Tests: 3 new methods in TestManifestRecoveredFiles covering
record_existing(false) clearing, record_file clearing, and is_recovered
dotdot rejection.

* test(manifest): update is_recovered comments to reflect Round-7 lexical guard

Round 8 — addresses Copilot review comment on tests/integrations/test_manifest.py:362.

After Round-7 (1dbf0c2), is_recovered() rejects absolute paths and '..' segments
up front via a lexical guard, returning False without calling _validate_rel_path
at all. The test comments still described the prior "_validate_rel_path raises;
we catch" code path, which is misleading for readers.

Updated comments in both:
  - test_is_recovered_absolute_path_returns_false (Copilot's exact target)
  - test_is_recovered_escaping_path_returns_false (same comment-class issue;
    fixed preemptively to avoid a Round-9 finding on the same drift)

Pure documentation change. Test assertions and behavior unchanged; all manifest
tests still green.

* fix(manifest): document OS errors on record_existing + filter orphan recovered_files on load

Round 9 — addresses Copilot review on PR #2483:

1. record_existing's docstring now documents OSError/PermissionError as
   possible raises (in addition to ValueError) — the implementation has
   always been able to raise them from is_symlink, is_file, or the
   file-read used to hash, but the contract did not reflect that.
   Callers should be prepared for both surfaces.
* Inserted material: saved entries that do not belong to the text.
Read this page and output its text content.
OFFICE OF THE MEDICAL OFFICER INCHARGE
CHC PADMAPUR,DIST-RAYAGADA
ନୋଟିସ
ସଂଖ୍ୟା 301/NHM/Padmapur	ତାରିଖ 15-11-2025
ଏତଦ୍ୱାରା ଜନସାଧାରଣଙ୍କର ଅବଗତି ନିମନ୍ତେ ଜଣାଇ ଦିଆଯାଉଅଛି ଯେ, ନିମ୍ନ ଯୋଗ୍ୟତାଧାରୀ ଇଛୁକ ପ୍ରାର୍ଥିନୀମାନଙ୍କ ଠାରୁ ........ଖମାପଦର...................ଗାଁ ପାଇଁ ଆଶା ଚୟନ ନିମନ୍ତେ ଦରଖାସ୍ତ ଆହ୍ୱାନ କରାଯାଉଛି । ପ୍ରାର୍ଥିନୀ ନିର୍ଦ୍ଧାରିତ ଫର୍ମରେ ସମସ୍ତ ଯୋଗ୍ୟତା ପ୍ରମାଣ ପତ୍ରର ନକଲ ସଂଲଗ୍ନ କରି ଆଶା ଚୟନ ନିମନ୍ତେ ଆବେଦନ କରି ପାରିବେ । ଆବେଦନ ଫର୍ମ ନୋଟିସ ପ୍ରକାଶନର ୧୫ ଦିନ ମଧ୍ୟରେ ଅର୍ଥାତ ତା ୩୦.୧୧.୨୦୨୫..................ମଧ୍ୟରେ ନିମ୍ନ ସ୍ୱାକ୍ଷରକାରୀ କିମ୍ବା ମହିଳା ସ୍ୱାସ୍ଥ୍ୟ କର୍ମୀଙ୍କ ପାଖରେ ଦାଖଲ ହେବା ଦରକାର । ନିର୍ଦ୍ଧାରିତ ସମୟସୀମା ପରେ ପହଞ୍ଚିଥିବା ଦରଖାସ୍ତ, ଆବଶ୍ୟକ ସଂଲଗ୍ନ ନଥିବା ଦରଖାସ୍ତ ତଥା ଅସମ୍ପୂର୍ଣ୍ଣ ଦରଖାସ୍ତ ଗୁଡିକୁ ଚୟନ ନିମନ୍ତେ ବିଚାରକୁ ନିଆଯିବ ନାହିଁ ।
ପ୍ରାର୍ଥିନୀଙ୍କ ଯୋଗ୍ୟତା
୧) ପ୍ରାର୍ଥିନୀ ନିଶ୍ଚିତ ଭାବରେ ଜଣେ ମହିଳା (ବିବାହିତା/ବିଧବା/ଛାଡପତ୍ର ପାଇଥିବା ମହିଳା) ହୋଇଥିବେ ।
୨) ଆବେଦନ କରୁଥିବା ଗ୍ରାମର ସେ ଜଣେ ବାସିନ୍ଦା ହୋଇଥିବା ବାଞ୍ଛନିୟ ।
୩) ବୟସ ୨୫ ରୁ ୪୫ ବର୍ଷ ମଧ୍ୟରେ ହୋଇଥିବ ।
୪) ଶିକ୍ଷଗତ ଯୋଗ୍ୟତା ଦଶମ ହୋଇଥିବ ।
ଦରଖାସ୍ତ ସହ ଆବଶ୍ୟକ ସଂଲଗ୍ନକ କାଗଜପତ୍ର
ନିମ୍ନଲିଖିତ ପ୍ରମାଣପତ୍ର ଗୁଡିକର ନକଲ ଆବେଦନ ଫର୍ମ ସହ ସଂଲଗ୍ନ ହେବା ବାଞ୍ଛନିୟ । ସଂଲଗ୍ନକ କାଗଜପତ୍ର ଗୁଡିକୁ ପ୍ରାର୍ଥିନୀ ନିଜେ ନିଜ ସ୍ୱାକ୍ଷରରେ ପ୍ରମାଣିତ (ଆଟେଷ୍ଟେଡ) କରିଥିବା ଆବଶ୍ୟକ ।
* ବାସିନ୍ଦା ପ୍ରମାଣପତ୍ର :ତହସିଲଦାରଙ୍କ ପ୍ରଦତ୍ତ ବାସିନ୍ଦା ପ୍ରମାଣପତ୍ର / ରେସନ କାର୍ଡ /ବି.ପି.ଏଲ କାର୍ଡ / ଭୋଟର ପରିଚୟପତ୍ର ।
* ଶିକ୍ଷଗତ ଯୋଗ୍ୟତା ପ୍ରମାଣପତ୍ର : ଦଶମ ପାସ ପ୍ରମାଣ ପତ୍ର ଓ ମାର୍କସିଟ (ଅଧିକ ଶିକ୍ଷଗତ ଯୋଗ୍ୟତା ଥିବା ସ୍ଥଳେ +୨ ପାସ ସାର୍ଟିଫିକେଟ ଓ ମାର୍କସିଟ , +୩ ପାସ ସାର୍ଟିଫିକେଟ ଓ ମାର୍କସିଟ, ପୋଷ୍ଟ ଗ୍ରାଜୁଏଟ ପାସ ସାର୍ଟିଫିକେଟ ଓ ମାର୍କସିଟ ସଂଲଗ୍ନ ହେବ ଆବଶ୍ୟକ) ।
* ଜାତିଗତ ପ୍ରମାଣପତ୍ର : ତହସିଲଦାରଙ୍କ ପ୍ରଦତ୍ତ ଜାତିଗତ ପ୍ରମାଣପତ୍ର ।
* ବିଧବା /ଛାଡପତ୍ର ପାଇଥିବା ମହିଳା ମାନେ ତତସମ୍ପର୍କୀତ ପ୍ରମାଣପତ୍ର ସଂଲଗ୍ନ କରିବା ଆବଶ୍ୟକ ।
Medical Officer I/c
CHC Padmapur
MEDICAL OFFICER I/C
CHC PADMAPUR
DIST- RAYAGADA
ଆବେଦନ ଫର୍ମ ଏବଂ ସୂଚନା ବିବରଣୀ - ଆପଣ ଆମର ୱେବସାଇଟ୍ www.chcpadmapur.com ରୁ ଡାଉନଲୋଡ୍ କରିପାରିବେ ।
2. load() now filters recovered_files entries that don't correspond to
   keys in files. An externally-edited or partially-corrupted manifest
   can deserialize with orphan recovered paths; rather than reject the
   whole manifest (too strict on the upgrade path), we drop the orphans
   and let the inconsistency self-correct on the next save(). is_recovered
   then returns the truthful False for the orphan.

Tests: new test_load_filters_recovered_files_not_in_files asserting an
orphan recovered entry is dropped on load.